With the many existing forms of roofing that a homeowner can put on his roof, why would he shy away from the more traditional forms of roofing in favor of a rubber roof? There are actually several practical reasons for electing to go with a rubber roof on the top of one’s house. Among the only surefire methods of defending low sloping roof sections from leaks which does not require the employment of an open flame or alternatively highly specific equipment on the wooden roof, rubber roofing is both useful and viable. Such rubber roofing is available in big rolls which are simply attached to the roof sub-surface, utilizing an adhesive and not nails.

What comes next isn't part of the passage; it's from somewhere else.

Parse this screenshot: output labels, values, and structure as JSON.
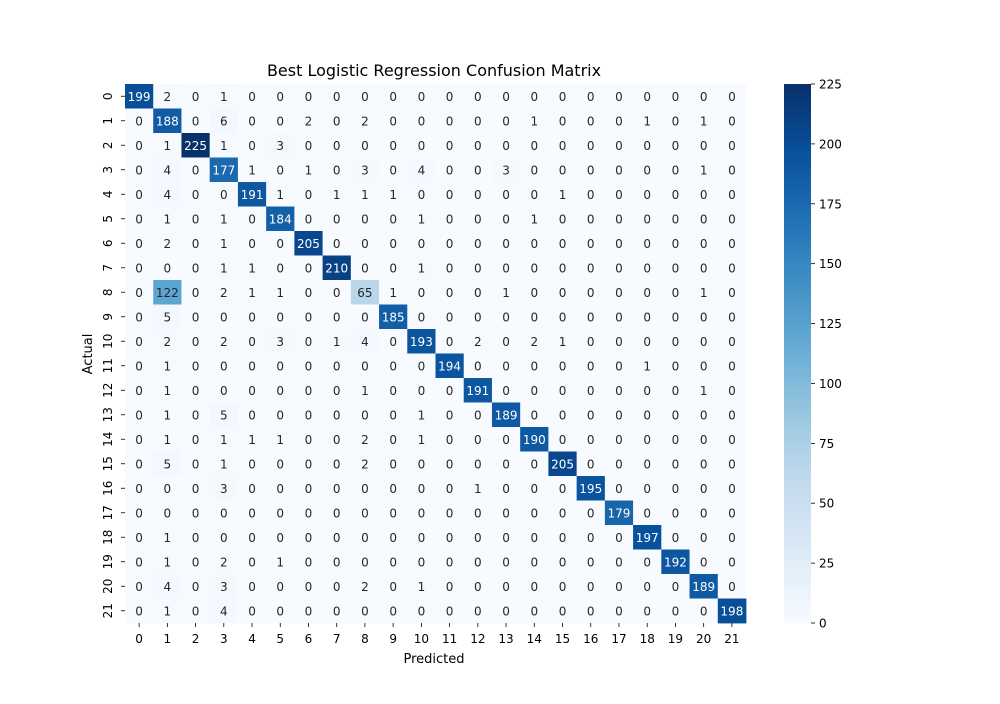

Since no nail holes result from this type of rubber roof installation, there is no place for standing water to enter the roof.
Materials Needed for the Project:
Rolls of Rubber Roofing
Special Rubber Roofing Adhesive
We begin by warning that this is a challenging project, and not one for a novice home improvement person. Before the rubber roofing material is put down, the existing roof surface must be removed of any and all nails and pre-existing shingles and shingle debris. Any encountered looser roof boards ought to be re-attached. Gaps which prove to be bigger than a quarter inch should be filled in with wooden strips. The rubber roofing membrane is not capable of covering gaps in excess of a quarter inch without the possibility of failing.
Rolling Out the Rubber Membrane
Begin at the roof’s bottom and start by rolling out the rubber roofing membrane from a side of the roof, all along the center of the roof, to the other side. Allow it to lie undisturbed for a full thirty minutes. Once this has been completed, fold the bottom half of the rubber membrane over on to the top half of the membrane. Utilizing a broom, sweep the now exposed deck of the roof and the rubber membrane itself.
Applying the Rubber Roofing Adhesive
Put the rubber roofing adhesive on to both the rubber roofing membrane, as well as the exposed deck of the roof, utilizing a roller. Carefully and gradually, unfold the rubber membrane back to its original location. To make sure that you get a strong bond of the adhesive, employ a stiff bristled push broom to force down the rubber membrane against the roof deck. Now do the same thing again, this time on the other half of the rubber roof membrane.
Attaching the Rubber Roof Membranes
Now, take out the next portion of the rubber membrane, and roll it out. Make sure that you permit a six inch overlap on to the piece beneath it. Such an overlap is critical in order for correct adhesion between the two sections to be assured, as well as to permit the water to naturally flow down from the top part of the roof all the way to the edge of the roof. Glue down this second piece exactly as you did with the first portion. In this manner, keep putting on sections, one piece at a time, until the entire roof is covered up with rubber roofing membrane. It is very important to remember that you should only put on this rubber roofing material if and when there is a zero percent chance or rain or other precipitation for at least the next three days. This is because the rubber roofing adhesive must be allowed a full forty- eight hours to dry effectively before it becomes completely waterproof.